Despite his youth, Potts is a veteran of the Bloomington force. He joined when he was 23 and worked his way up. Starting as a patrol officer, he worked in narcotics and administration and established the department's branch base at the Mall of America. His latest position was commander of patrol operations, where he supervised 56 officers and 10 sergeants with patrol responsibilities.
He is passionate about the city's use of "directed patrols," which encourages officers to keep in contact with people in the community and quickly assigns police and patrol cars to troubled areas to tackle crime problems. That means if there's a rash of car thefts in a certain neighborhood over a weekend, police can be in the area in force the next day instead of waiting for the next weekend, Potts said. It also includes old-fashioned policing like having patrol officers make regular stops to chat up night clerks in hotels or gas stations.
"If something happens, maybe that clerk won't be bashful about calling us," Potts said. "I'm convinced that the better we partner with the community, the more successful we'll be in keeping Bloomington a safe and good place to raise families and do business."
Dad was a policeman
Potts grew up in Coon Rapids. His father was a policeman there, though he switched careers to become a computer programer. Potts said he grew up surrounded by cops who knew his dad. But the thought of becoming a policeman himself didn't really enter his mind until he left a two-year stint in the Army jobless, married and the father of an infant.
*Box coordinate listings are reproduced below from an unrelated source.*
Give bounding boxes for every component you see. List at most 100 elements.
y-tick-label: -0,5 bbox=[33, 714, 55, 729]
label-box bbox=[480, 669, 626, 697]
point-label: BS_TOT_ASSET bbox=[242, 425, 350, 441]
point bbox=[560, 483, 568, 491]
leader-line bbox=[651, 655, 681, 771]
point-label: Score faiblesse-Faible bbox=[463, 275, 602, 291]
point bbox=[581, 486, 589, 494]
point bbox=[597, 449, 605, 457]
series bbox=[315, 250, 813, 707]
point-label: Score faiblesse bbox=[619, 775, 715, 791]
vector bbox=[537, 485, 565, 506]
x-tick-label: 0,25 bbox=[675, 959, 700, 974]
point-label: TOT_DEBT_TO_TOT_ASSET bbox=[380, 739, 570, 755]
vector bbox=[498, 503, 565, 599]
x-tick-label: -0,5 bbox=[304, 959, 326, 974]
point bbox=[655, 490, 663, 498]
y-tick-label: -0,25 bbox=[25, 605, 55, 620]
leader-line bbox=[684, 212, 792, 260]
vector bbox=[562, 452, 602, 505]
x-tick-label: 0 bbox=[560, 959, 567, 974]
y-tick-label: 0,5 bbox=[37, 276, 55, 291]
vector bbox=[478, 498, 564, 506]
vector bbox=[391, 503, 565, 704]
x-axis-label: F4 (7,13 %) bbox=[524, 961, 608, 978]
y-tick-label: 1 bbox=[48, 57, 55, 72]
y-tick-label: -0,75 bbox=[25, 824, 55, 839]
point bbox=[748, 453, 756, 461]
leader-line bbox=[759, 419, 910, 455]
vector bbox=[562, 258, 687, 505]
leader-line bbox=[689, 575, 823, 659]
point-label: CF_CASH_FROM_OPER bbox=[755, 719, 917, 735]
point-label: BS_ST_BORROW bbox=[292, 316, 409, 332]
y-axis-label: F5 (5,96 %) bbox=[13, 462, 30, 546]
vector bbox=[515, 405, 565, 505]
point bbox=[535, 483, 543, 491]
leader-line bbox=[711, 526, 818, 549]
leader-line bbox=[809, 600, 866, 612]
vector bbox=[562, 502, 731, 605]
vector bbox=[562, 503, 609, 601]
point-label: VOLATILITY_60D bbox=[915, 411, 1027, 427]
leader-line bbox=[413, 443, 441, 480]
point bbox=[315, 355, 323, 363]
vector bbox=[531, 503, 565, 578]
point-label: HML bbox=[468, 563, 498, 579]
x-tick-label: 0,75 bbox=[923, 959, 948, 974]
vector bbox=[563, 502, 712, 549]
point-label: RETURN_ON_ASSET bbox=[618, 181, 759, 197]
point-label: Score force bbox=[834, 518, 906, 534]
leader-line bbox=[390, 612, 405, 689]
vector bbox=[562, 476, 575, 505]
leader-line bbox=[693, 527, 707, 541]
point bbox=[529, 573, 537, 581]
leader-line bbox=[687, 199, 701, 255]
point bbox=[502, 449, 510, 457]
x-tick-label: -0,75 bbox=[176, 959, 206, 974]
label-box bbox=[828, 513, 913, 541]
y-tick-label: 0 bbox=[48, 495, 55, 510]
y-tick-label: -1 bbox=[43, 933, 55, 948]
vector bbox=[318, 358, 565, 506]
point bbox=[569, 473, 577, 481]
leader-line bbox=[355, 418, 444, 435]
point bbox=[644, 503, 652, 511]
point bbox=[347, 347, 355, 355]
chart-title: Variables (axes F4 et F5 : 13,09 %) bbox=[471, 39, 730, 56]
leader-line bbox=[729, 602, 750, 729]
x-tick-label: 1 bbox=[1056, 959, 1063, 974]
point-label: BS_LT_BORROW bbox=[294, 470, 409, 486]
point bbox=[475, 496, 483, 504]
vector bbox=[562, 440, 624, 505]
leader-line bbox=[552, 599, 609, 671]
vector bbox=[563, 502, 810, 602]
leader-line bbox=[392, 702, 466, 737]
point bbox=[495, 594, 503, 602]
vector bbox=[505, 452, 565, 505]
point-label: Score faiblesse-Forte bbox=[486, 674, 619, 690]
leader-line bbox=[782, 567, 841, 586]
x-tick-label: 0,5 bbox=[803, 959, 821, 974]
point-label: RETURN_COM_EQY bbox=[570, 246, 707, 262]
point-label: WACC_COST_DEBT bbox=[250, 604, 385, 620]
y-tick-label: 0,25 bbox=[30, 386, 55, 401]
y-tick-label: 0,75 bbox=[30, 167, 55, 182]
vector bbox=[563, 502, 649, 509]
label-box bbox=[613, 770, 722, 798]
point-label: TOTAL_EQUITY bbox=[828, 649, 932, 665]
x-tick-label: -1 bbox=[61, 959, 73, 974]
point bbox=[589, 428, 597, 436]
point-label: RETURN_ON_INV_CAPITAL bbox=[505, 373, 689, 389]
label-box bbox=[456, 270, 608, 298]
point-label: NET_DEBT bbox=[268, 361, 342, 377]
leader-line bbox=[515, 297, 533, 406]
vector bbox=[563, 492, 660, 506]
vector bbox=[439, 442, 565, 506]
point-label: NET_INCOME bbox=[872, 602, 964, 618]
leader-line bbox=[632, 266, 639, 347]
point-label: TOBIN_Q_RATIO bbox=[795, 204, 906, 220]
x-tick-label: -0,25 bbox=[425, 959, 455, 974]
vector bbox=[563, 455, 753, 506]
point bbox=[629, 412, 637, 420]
"My in-laws said, 'Now Jeff, you better figure out what to do!' " he said with a laugh, wagging a finger at his imaginary self. When he got back to Minnesota, he asked to go on a ride-along with his best friend's father, a Coon Rapids policeman. It was a revelation.
"After two or three hours I was absolutely convinced I was going to school for law enforcement," Potts said. The duties he saw were routine -- mostly stopping and talking to people. But Potts saw a bit of himself in the rapport the older cop had with people.
"I'm a talker," he said. "It was clear to me that I could do this."
Potts earned a law enforcement degree from North Hennepin Community College, and since has earned a master's degree in police administration from the University of St. Thomas and has additional training from the FBI and Northwestern University. After earning that first two-year degree, he took a written law enforcement test that included a sheet asking the test-takers to check the names of local police departments in which they were interested. Potts checked nearly all of them and got a call from Bloomington inviting him to interview for a police job.
As a loyal native of the north metro, Potts said he was disappointed that Coon Rapids hadn't called first. Somewhat reluctantly, he had one interview in Bloomington, then another. His attitude changed when Coon Rapids police told him about the strong reputation of Bloomington's department. "You'd be a fool to turn them down if they offer you a job," one veteran cop told him.
Bloomington did make an offer, and Potts accepted. He said he's never been sorry.
Still has Blaine ties
Earlier this year, in his first attempt at a top job in a police department, he applied for the chief's position in Brooklyn Park. He didn't get it, but he wasn't too disappointed, he said. "I didn't really want to go anywhere else."
Potts' new job pays $131,784. He and his wife Jill, an elementary school teacher, and their two children live in Blaine. He has been too busy of late to pursue old joys like playing softball and riding motorcycles, though he still follows the Blaine High School football team and found time recently to go deer hunting.
But concentrating on the new job takes priority right now. He is proud that Bloomington, after years of plucking department leaders from the ranks of Minneapolis police, this time looked to its own ranks for a new chief. "This police department has one of the finest reputations in the state," Potts said. "I want us to maintain that position and be even a little better when I leave."